Como começar: dicas práticas para a cozinha do dia a dia

Começar a usar as partes dos vegetais que até agora deitávamos fora não tem de ser complicado. Não requer equipamento especial nem habilidades culinárias — basta um olhar ligeiramente diferente sobre os ingredientes que temos disponíveis. Um bom primeiro passo é introduzir o chamado "recipiente para caldo" no congelador, onde vamos gradualmente guardando cascas, folhas, caules e pontas de vegetais. Quando o recipiente estiver cheio, basta transferir o conteúdo para uma panela, cobrir com água e deixar cozinhar durante uma hora — e terá um caldo que na loja custaria vários euros.

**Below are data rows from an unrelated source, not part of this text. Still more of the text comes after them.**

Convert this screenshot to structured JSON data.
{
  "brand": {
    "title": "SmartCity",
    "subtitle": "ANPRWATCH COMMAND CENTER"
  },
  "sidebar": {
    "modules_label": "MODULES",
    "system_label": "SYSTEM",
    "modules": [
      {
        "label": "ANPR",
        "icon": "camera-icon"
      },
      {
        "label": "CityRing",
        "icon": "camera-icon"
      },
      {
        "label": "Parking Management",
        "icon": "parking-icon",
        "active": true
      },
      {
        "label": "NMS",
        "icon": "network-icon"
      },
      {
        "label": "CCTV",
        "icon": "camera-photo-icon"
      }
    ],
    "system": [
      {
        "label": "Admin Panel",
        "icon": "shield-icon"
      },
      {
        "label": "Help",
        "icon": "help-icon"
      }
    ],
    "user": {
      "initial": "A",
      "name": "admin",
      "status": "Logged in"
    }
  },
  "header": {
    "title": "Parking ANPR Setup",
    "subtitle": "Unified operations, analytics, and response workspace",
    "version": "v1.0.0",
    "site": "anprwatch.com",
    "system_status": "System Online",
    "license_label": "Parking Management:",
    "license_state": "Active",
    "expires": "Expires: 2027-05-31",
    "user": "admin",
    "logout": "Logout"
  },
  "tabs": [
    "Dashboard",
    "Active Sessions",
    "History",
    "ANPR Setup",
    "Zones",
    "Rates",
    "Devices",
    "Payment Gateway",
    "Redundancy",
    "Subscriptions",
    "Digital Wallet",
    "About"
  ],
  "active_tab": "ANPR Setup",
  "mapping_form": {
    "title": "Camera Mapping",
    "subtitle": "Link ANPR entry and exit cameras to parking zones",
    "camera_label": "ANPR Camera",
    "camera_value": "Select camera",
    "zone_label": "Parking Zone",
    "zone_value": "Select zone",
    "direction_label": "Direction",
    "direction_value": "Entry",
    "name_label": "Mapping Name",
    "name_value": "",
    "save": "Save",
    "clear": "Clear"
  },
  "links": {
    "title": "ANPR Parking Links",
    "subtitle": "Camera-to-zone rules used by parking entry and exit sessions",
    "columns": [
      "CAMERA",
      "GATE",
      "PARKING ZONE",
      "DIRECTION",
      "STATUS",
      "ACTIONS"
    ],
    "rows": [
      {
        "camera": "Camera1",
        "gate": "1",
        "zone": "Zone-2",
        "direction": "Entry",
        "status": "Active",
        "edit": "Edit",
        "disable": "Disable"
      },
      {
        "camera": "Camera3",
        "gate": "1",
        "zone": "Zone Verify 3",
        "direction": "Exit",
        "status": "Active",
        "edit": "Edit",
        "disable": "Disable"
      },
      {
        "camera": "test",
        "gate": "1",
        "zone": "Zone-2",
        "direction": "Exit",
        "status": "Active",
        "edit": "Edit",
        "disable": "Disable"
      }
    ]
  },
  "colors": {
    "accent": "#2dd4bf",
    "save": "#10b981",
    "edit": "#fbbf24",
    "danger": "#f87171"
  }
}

O passo seguinte pode ser experimentar pesto feito com folhas. O clássico pesto de manjericão pode facilmente ser substituído ou complementado com folhas de cenoura, folhas de beterraba ou folhas de aipo. A receita é simples:

  • um punhado de folhas frescas (de cenoura, beterraba ou aipo)
  • um punhado de nozes (nozes, pinhões ou cajus)
  • um dente de alho
  • azeite
  • sal, eventualmente sumo de limão e parmesão

Misture tudo e o pesto está pronto. Combina com massa, como pasta para barrar no pão ou como molho para legumes grelhados.

É também importante adaptar as compras ao que realmente consumimos. Comprar vegetais com as folhas — ou seja, cenouras ou salsa com as folhas — e depois incluir conscientemente essas folhas na alimentação é uma forma simples de reduzir imediatamente a quantidade de desperdício alimentar. As folhas são aliás frequentemente o indicador mais fresco de quão velhos são os vegetais — folhas frescas são túrgidas e verde-vivas, enquanto folhas murchas sinalizam que os vegetais estão há demasiado tempo na prateleira ou no frigorífico.

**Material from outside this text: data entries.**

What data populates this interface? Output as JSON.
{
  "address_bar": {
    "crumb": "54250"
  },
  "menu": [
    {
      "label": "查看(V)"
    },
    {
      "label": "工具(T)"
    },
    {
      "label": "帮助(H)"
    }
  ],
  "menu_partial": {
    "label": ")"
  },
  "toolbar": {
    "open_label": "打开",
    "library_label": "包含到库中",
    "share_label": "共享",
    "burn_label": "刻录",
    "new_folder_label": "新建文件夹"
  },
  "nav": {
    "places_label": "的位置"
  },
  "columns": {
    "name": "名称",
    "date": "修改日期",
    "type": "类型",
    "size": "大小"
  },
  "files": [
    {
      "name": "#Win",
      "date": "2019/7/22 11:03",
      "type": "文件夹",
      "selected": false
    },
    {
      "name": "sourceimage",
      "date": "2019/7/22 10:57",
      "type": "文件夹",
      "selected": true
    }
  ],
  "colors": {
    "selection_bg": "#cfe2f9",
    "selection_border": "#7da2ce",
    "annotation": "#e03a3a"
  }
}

Inspiração para o aproveitamento integral dos vegetais é também oferecida por várias cozinhas estrangeiras que nunca adoptaram o hábito de deitar fora partes das plantas. Na cozinha italiana, por exemplo, as folhas de funcho são adicionadas a saladas e molhos; na cozinha japonesa, o daikon — um grande nabo branco — é consumido inteiro incluindo as folhas; e na cozinha indiana, as folhas de coentros, bem como os seus caules e raízes, são usadas como componente integral dos pratos. Esta tradição baseia-se no respeito pelo alimento como um todo e na consciência de que cada parte da planta tem o seu valor.

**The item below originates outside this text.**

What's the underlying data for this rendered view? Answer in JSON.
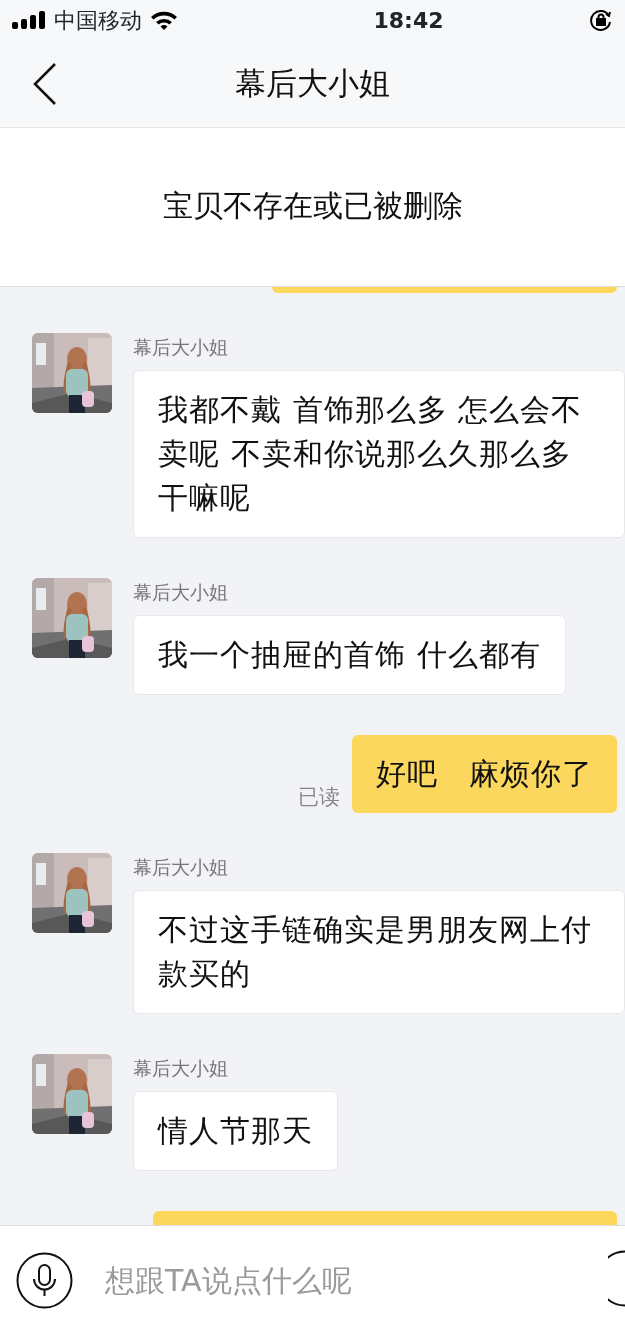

Mudar a nossa abordagem aos vegetais e às suas partes "residuais" é, em última análise, uma das formas mais simples de contribuir para um estilo de vida mais sustentável — sem termos de investir em produtos caros ou mudar radicalmente o nosso estilo de vida. Basta apenas parar um momento junto da tábua de cozinha, olhar para o que estamos prestes a deitar fora e perguntar a nós próprios: isto pertence mesmo ao lixo?